MommaTried24
Active Member
My son text me this morning. First time in over 6 months. He was in jail for 5 of those months and he's been out for a month. No contact whatsoever before that for quite some time. Haven't seen him in person in nearly 4 years. His text was this:
Is there any places hiring and any cheap places to rent around there right now?
That's it. After all this time? Really? It was right when I got to work too and walked into several problems so it was good I didn't have time to respond. Needless to say it upset me and it took me a while to calm down but I was proud I didn't react like I used to. As a matter of fact, I never responded and he never text again. Now what? We wait. Either for the other shoe to drop or for him to finally get it. I'm so wore out with it and I've done it alone for far too long.
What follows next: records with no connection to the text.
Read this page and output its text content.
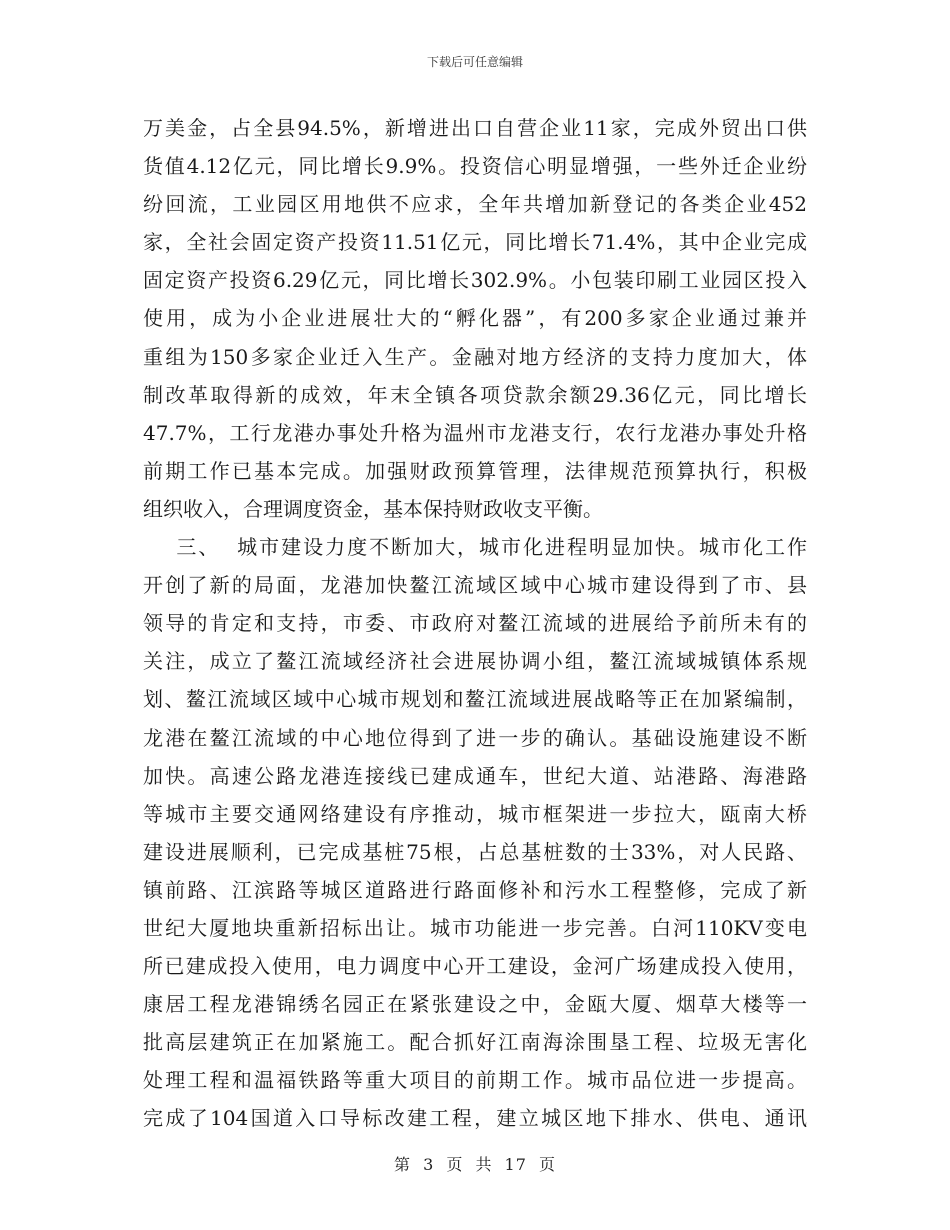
下载后可任意编辑
万美金，占全县94.5%，新增进出口自营企业11家，完成外贸出口供
货值4.12亿元，同比增长9.9%。投资信心明显增强，一些外迁企业纷
纷回流，工业园区用地供不应求，全年共增加新登记的各类企业452
家，全社会固定资产投资11.51亿元，同比增长71.4%，其中企业完成
固定资产投资6.29亿元，同比增长302.9%。小包装印刷工业园区投入
使用，成为小企业进展壮大的“孵化器”，有200多家企业通过兼并
重组为150多家企业迁入生产。金融对地方经济的支持力度加大，体
制改革取得新的成效，年末全镇各项贷款余额29.36亿元，同比增长
47.7%，工行龙港办事处升格为温州市龙港支行，农行龙港办事处升格
前期工作已基本完成。加强财政预算管理，法律规范预算执行，积极
组织收入，合理调度资金，基本保持财政收支平衡。
三、  城市建设力度不断加大，城市化进程明显加快。城市化工作
开创了新的局面，龙港加快鳌江流域区域中心城市建设得到了市、县
领导的肯定和支持，市委、市政府对鳌江流域的进展给予前所未有的
关注，成立了鳌江流域经济社会进展协调小组，鳌江流域城镇体系规
划、鳌江流域区域中心城市规划和鳌江流域进展战略等正在加紧编制，
龙港在鳌江流域的中心地位得到了进一步的确认。基础设施建设不断
加快。高速公路龙港连接线已建成通车，世纪大道、站港路、海港路
等城市主要交通网络建设有序推动，城市框架进一步拉大，瓯南大桥
建设进展顺利，已完成基桩75根，占总基桩数的士33%，对人民路、
镇前路、江滨路等城区道路进行路面修补和污水工程整修，完成了新
世纪大厦地块重新招标出让。城市功能进一步完善。白河110KV变电
所已建成投入使用，电力调度中心开工建设，金河广场建成投入使用，
康居工程龙港锦绣名园正在紧张建设之中，金瓯大厦、烟草大楼等一
批高层建筑正在加紧施工。配合抓好江南海涂围垦工程、垃圾无害化
处理工程和温福铁路等重大项目的前期工作。城市品位进一步提高。
完成了104国道入口导标改建工程，建立城区地下排水、供电、通讯
第 3 页 共 17 页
All of the things I could have said or suggested have already been said and suggested so many times. Yet, the guilt of knowing you can't help them when you want to so bad is the hardest part. I must make him become self sufficient on his own. He's 28 years old and does nothing with his life but stays obsessed with getting a truck and driving on a license he's never, ever obtained. He's never medically been allowed to have a driver's license. A license that's also has been revoked for years. He may very well be to the point he can never have one he's been caught driving so many times. Like pouring gas on a fire, the epilepsy will only get worse and not better with him drinking too. Thankfully he's had only one DUI in 2017. None of his arrests while driving and/or getting jail time has involved any alcohol since then. That's shocking to me but I'm grateful.
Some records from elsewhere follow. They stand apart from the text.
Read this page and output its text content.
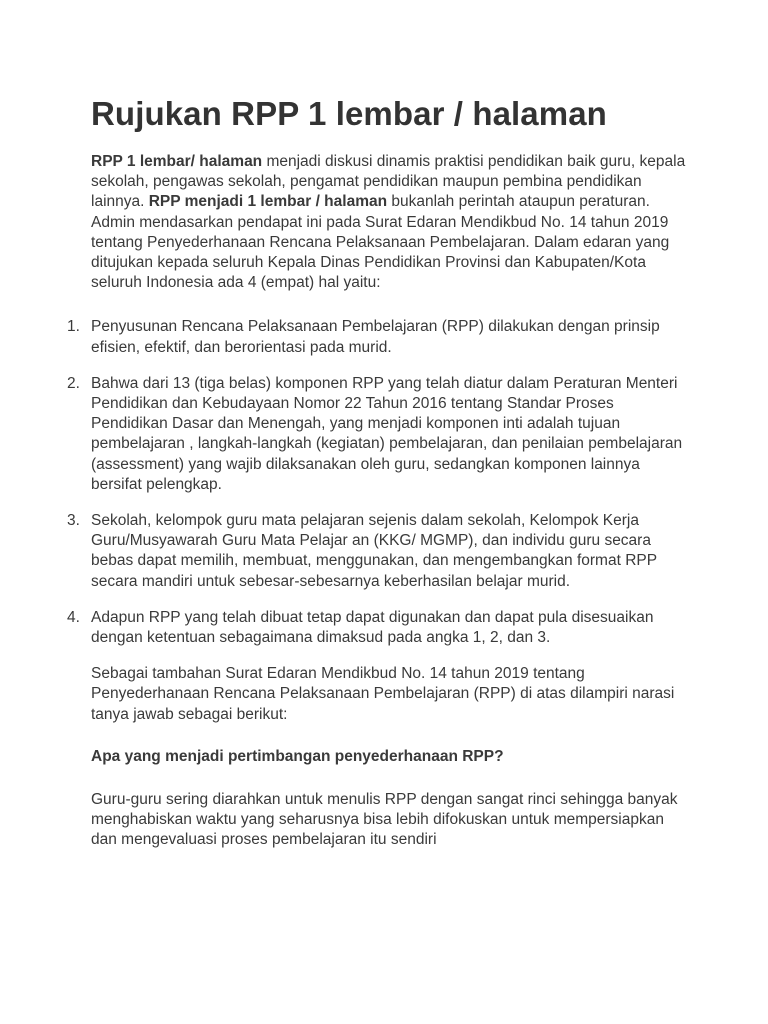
Rujukan RPP 1 lembar / halaman

RPP 1 lembar/ halaman menjadi diskusi dinamis praktisi pendidikan baik guru, kepala sekolah, pengawas sekolah, pengamat pendidikan maupun pembina pendidikan lainnya. RPP menjadi 1 lembar / halaman bukanlah perintah ataupun peraturan. Admin mendasarkan pendapat ini pada Surat Edaran Mendikbud No. 14 tahun 2019 tentang Penyederhanaan Rencana Pelaksanaan Pembelajaran. Dalam edaran yang ditujukan kepada seluruh Kepala Dinas Pendidikan Provinsi dan Kabupaten/Kota seluruh Indonesia ada 4 (empat) hal yaitu:

1. Penyusunan Rencana Pelaksanaan Pembelajaran (RPP) dilakukan dengan prinsip efisien, efektif, dan berorientasi pada murid.
2. Bahwa dari 13 (tiga belas) komponen RPP yang telah diatur dalam Peraturan Menteri Pendidikan dan Kebudayaan Nomor 22 Tahun 2016 tentang Standar Proses Pendidikan Dasar dan Menengah, yang menjadi komponen inti adalah tujuan pembelajaran , langkah-langkah (kegiatan) pembelajaran, dan penilaian pembelajaran (assessment) yang wajib dilaksanakan oleh guru, sedangkan komponen lainnya bersifat pelengkap.
3. Sekolah, kelompok guru mata pelajaran sejenis dalam sekolah, Kelompok Kerja Guru/Musyawarah Guru Mata Pelajar an (KKG/ MGMP), dan individu guru secara bebas dapat memilih, membuat, menggunakan, dan mengembangkan format RPP secara mandiri untuk sebesar-sebesarnya keberhasilan belajar murid.
4. Adapun RPP yang telah dibuat tetap dapat digunakan dan dapat pula disesuaikan dengan ketentuan sebagaimana dimaksud pada angka 1, 2, dan 3.

Sebagai tambahan Surat Edaran Mendikbud No. 14 tahun 2019 tentang Penyederhanaan Rencana Pelaksanaan Pembelajaran (RPP) di atas dilampiri narasi tanya jawab sebagai berikut:

Apa yang menjadi pertimbangan penyederhanaan RPP?

Guru-guru sering diarahkan untuk menulis RPP dengan sangat rinci sehingga banyak menghabiskan waktu yang seharusnya bisa lebih difokuskan untuk mempersiapkan dan mengevaluasi proses pembelajaran itu sendiri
My one friend said it's like beating a dead horse trying. I say like a broken record. But still, deep down inside you feel guilty because you're scared to not try again. I've made it clear, rehab is a mandatory and a halfway house would help him find his way. His insurance would pay for it too but he refuses. He just wants me to find or buy him a place to live so he can be alone (he can't get along with anybody) and still drink. He also smokes cigarettes and that combined with alcohol and epilepsy is asking for a seizure or passed out with a cigarette in his hand. I will not facilitate that. Then I think but what if that's all he needs? Yes, and what if he gets drunk and dies of a seizure in his sleep? Or gets arrested for driving again then then I'm stuck with a lease or figuring out what to do with his stuff? I just really am so sick of it.
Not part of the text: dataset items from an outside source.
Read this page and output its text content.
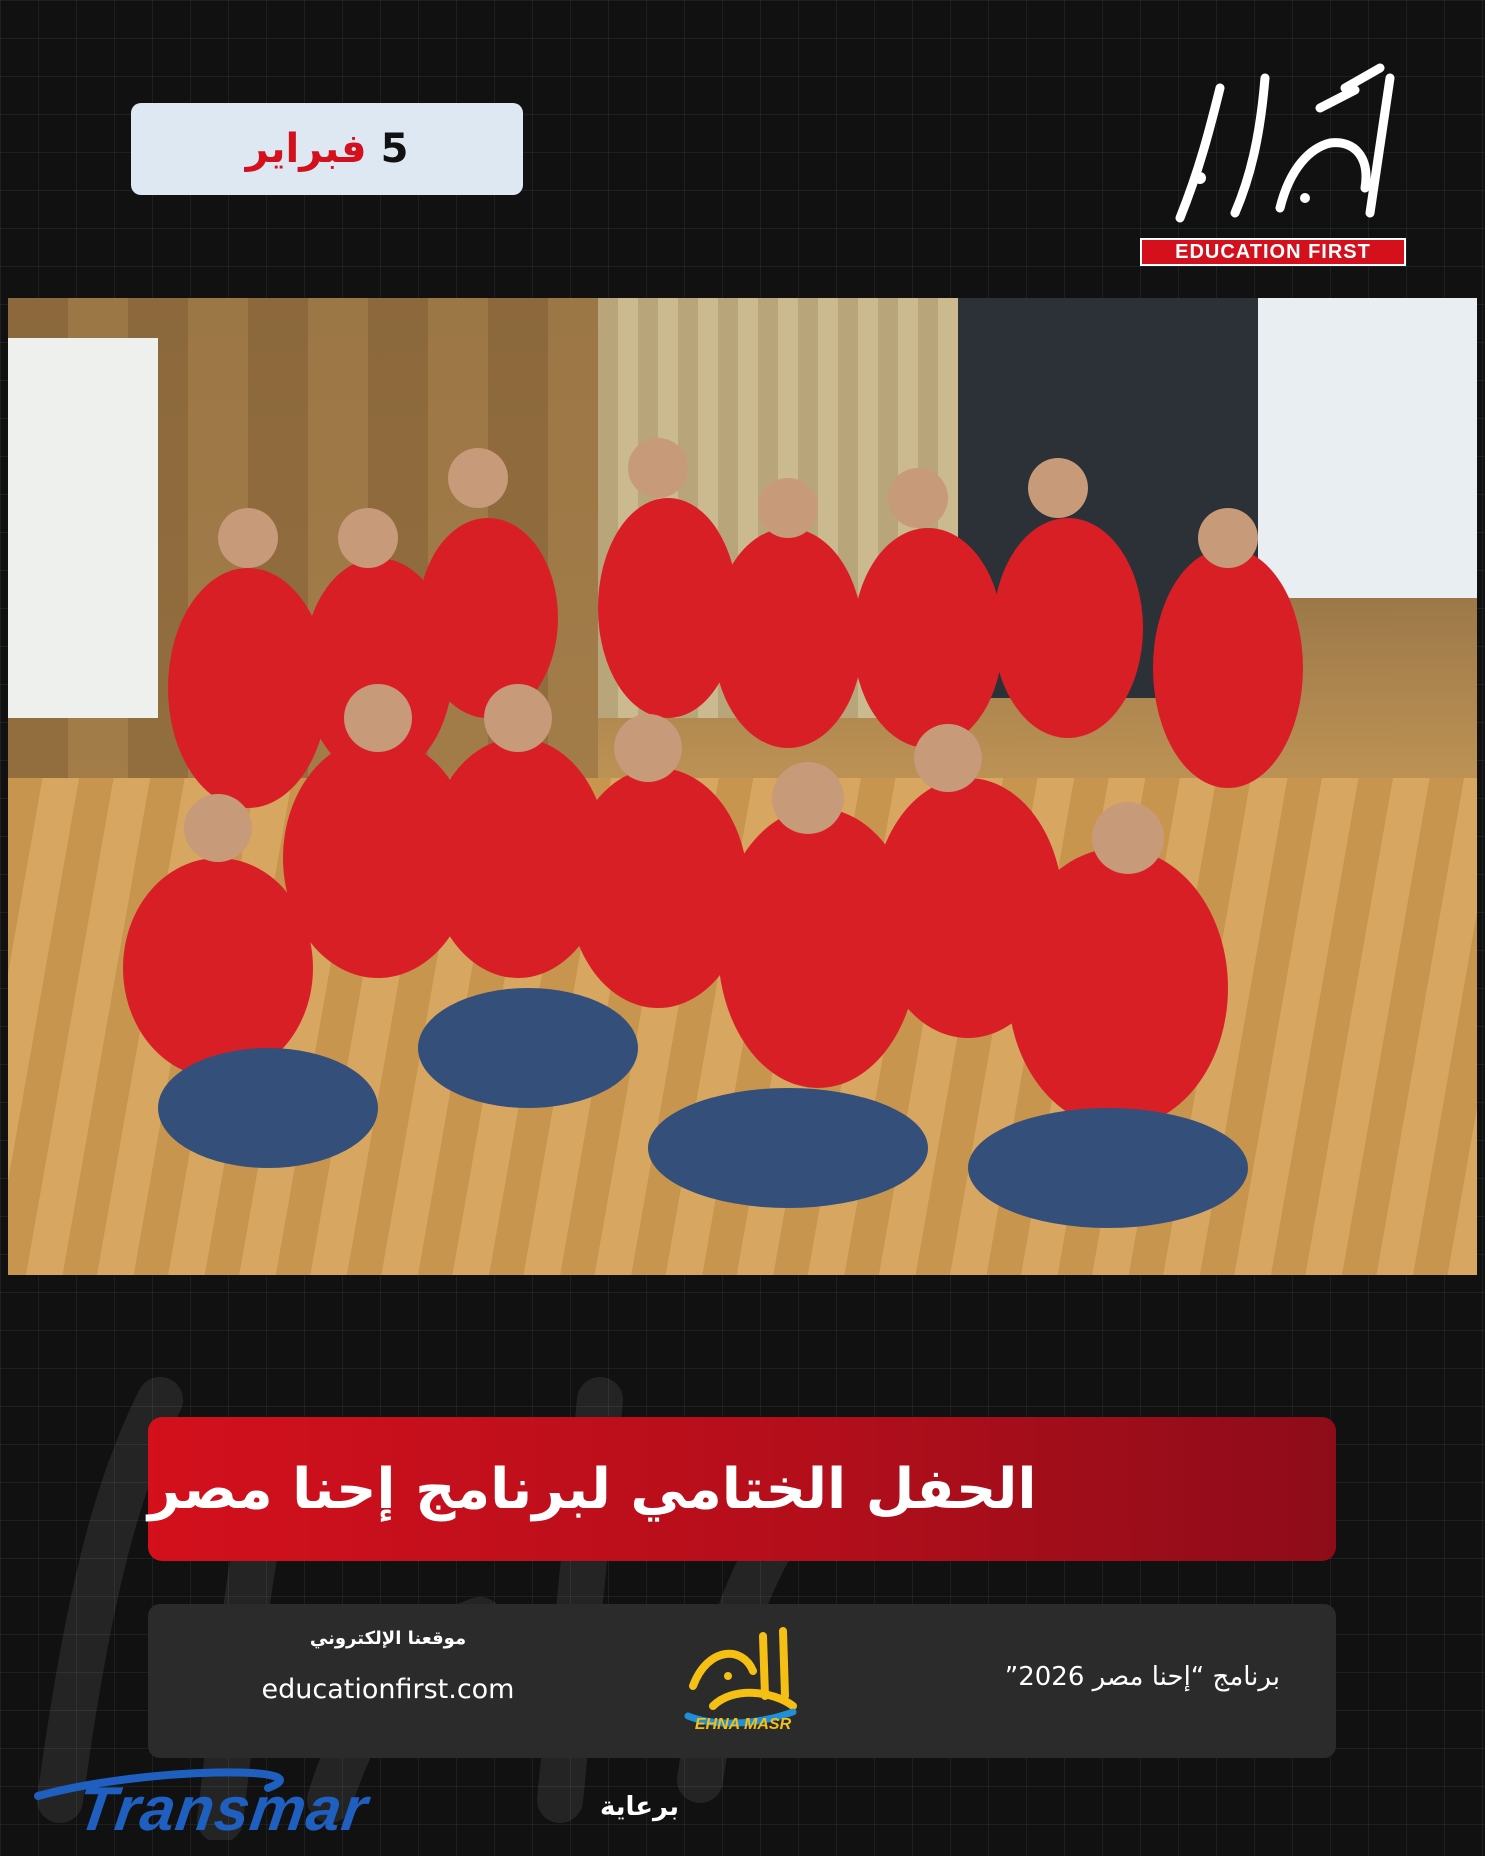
5
فبراير
EDUCATION FIRST
الحفل الختامي لبرنامج إحنا مصر
موقعنا الإلكتروني
educationfirst.com
EHNA MASR
برنامج “إحنا مصر 2026”
Transmar	برعاية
This is the hardest thing in life I've ever had to do. That's even including years of epilepsy and a brain surgery. He is my only child and it just makes it that much harder. I don't understand why God has put us all in these positions. I feel defeated too often because of it. Thank you for letting me share. It's been a hard day.
Is there any places hiring and any cheap places to rent around there right now?
That's it. After all this time? Really? It was right when I got to work too and walked into several problems so it was good I didn't have time to respond. Needless to say it upset me and it took me a while to calm down but I was proud I didn't react like I used to. As a matter of fact, I never responded and he never text again. Now what? We wait. Either for the other shoe to drop or for him to finally get it. I'm so wore out with it and I've done it alone for far too long.
All of the things I could have said or suggested have already been said and suggested so many times. Yet, the guilt of knowing you can't help them when you want to so bad is the hardest part. I must make him become self sufficient on his own. He's 28 years old and does nothing with his life but stays obsessed with getting a truck and driving on a license he's never, ever obtained. He's never medically been allowed to have a driver's license. A license that's also has been revoked for years. He may very well be to the point he can never have one he's been caught driving so many times. Like pouring gas on a fire, the epilepsy will only get worse and not better with him drinking too. Thankfully he's had only one DUI in 2017. None of his arrests while driving and/or getting jail time has involved any alcohol since then. That's shocking to me but I'm grateful.
My one friend said it's like beating a dead horse trying. I say like a broken record. But still, deep down inside you feel guilty because you're scared to not try again. I've made it clear, rehab is a mandatory and a halfway house would help him find his way. His insurance would pay for it too but he refuses. He just wants me to find or buy him a place to live so he can be alone (he can't get along with anybody) and still drink. He also smokes cigarettes and that combined with alcohol and epilepsy is asking for a seizure or passed out with a cigarette in his hand. I will not facilitate that. Then I think but what if that's all he needs? Yes, and what if he gets drunk and dies of a seizure in his sleep? Or gets arrested for driving again then then I'm stuck with a lease or figuring out what to do with his stuff? I just really am so sick of it.
This is the hardest thing in life I've ever had to do. That's even including years of epilepsy and a brain surgery. He is my only child and it just makes it that much harder. I don't understand why God has put us all in these positions. I feel defeated too often because of it. Thank you for letting me share. It's been a hard day.